Central Bank Economic Letter: Ireland’s External Debt: Economic and Statistical Realities - Conn Creedon, Trevor Fitzpatrick and Edward Gaffney

This post was written by Philip Lane

Available here.

8 Responses to “Central Bank Economic Letter: Ireland’s External Debt: Economic and Statistical Realities - Conn Creedon, Trevor Fitzpatrick and Edward Gaffney”

  1. Paul W Says:

    “Comparative analysis suggests that small open euro area economies tend
    to have higher levels of external debt than other economies.”

    Nah, Ireland just has a very low CT rate….One can’t deduce the above generality from Ireland’s position.

    Interesting paper though.
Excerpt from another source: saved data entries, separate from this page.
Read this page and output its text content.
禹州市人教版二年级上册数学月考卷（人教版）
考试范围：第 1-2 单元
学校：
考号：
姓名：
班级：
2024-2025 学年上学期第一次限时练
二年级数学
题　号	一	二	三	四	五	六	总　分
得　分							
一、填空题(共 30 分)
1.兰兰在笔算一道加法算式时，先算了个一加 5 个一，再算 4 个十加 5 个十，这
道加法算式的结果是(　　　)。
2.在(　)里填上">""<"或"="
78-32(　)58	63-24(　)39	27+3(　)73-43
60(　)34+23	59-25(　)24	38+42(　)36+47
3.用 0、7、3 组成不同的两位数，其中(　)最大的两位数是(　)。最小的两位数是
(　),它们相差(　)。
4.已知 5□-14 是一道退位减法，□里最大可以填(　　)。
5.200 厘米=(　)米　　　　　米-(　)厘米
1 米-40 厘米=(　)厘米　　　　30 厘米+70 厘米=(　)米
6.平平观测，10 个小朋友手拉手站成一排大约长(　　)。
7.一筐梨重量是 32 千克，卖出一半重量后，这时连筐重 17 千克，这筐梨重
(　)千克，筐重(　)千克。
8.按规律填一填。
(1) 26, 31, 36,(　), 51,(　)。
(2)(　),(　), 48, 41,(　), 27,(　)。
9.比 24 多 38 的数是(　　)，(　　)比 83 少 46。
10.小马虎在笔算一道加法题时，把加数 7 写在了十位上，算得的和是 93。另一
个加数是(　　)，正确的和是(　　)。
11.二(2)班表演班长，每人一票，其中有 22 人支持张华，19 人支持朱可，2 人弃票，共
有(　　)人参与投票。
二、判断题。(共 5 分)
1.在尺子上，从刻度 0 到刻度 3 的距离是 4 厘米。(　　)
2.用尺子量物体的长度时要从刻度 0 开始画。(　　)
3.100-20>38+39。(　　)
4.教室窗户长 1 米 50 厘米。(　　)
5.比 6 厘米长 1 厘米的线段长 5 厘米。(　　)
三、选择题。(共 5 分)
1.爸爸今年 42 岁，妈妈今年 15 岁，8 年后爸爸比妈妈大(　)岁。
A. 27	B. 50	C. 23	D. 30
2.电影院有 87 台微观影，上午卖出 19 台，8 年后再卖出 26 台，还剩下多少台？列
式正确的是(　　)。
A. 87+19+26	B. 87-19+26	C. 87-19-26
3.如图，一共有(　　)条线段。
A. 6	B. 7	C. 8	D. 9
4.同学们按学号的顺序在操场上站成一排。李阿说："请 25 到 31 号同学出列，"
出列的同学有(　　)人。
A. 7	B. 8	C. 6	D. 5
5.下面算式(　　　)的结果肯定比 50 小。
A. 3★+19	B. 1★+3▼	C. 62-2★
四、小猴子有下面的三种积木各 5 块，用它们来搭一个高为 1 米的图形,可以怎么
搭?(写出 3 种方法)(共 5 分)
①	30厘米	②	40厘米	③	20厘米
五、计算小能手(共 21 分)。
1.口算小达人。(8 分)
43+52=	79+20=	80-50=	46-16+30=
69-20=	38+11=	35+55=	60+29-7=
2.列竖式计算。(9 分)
IFSC represents most of the 1,047% of Ireland’s total external debt /GDP. No wonder the CT rate is so ‘red line’ for the country.

  2. john gallaher Says:

    quite interesting this jumped out…….so basically very few domestic institutions have benefited from recent rally in Irish bonds…typical!

    “The majority of euro area government debt
    is typically held by foreign residents (Andritzky,
    2012). However, this aggregate figure masks some
    important differences across countries. 78 per cent
    of Irish government bonds were held abroad at the
    end of 2011, compared to an average of 50 per
    cent in Greece, Italy, Portugal and Spain.”

  3. Paul W Says:

    @ jg
    It just shows also how important the bond markets were /are to the financing of Ireland Inc (with EU/ECJ and IMF taking up the lack for now of course).

  4. john gallaher Says:

    @Paul W the wide disparity btw. Irl and the ‘GIPS” is worth exploring,hopefully the authors will follow up or there may another paper out there.

    Some historical data would also be useful,is this a recent phenomena or historically was always close 80% held abroad…but ’sweet’ year for the holders,pity the knackered Irish banks or other domestic institutions have such a small piece and missed the spectacular gains/returns over 30% on the ten year.

  5. Paul W Says:

    @ jg Yes, this is a traditional profile so far as I am aware…US investors have always featured heavily as well.

    Whether it was a ’sweet year’ for investors or not really depends on when they bought. Most of them mark their positions to market. Obviously, if they bought at high yields and Ireland’s interest costs subsequently dropped, they benefit from a paper profit (prior to selling into the market realising the profit…but how good is the market…I saw somewhere that Templeton is holding approx. 10%….very difficult I imagine to offload large amounts…unless to a Templeton!).

    The Irish institutions are benefitting of course (directly and indirectly) from low Troika interest rates relative to what would be available in the market. As we have seen also, there has been some very small placement of paper by the NTMA and BOI also at decent rates.

  6. john gallaher Says:

    @Paul W yes Templeton is sitting pretty and its bonus time in NY…linked the paper referenced by the authors regarding holders of Irish bonds,this paper also points out the heavy reliance by Irish banks on short term Eurosystem liquidity………funding cliff approaching,they will have to be weaned of this or ….
    “Fourth, the suspension of access to term debt market funding for the domestically-focused Irish banks from the onset of the domestic financial crisis until recently, and the repayment of outstanding bonds, led MFIs to replace this funding with shorter-term Eurosystem liquidity. The growing
    share of monetary authority external debt, from negligible levels before 2008, reflects liquidity provided to the domestic financial system.”

  7. Paul W Says:

    @ jg
    The re-nationalisation of banking /finance in Europe in particular has been very stark. Ireland has its many problems at present. Thankfully it still retains its international economy, as being discussed with MH on the forward thread.

  8. john gallaher Says:

    @Paul W agreed,i was actually at a meting in Stanford that day,also apprehensive about my kids and school the last few days.quick review of the vox paper reveals that ‘foreign’ holders of irish bonds was about 60% in 2000,90% in 2007 and 80% in 2011,so they actually declined from 2007.
    slightly off topic but the FT today had a interesting quote………….they aint seen nothing yet………..

    “If Europe today accounts for just over 7 per cent of the world’s population, produces around 25 per cent of global GDP and has to finance 50 per cent of global social spending, then it’s obvious that it will have to work very hard to maintain its prosperity and way of life,” Ms Merkel said in the interview.
    “All of us have to stop spending more than we earn every year.”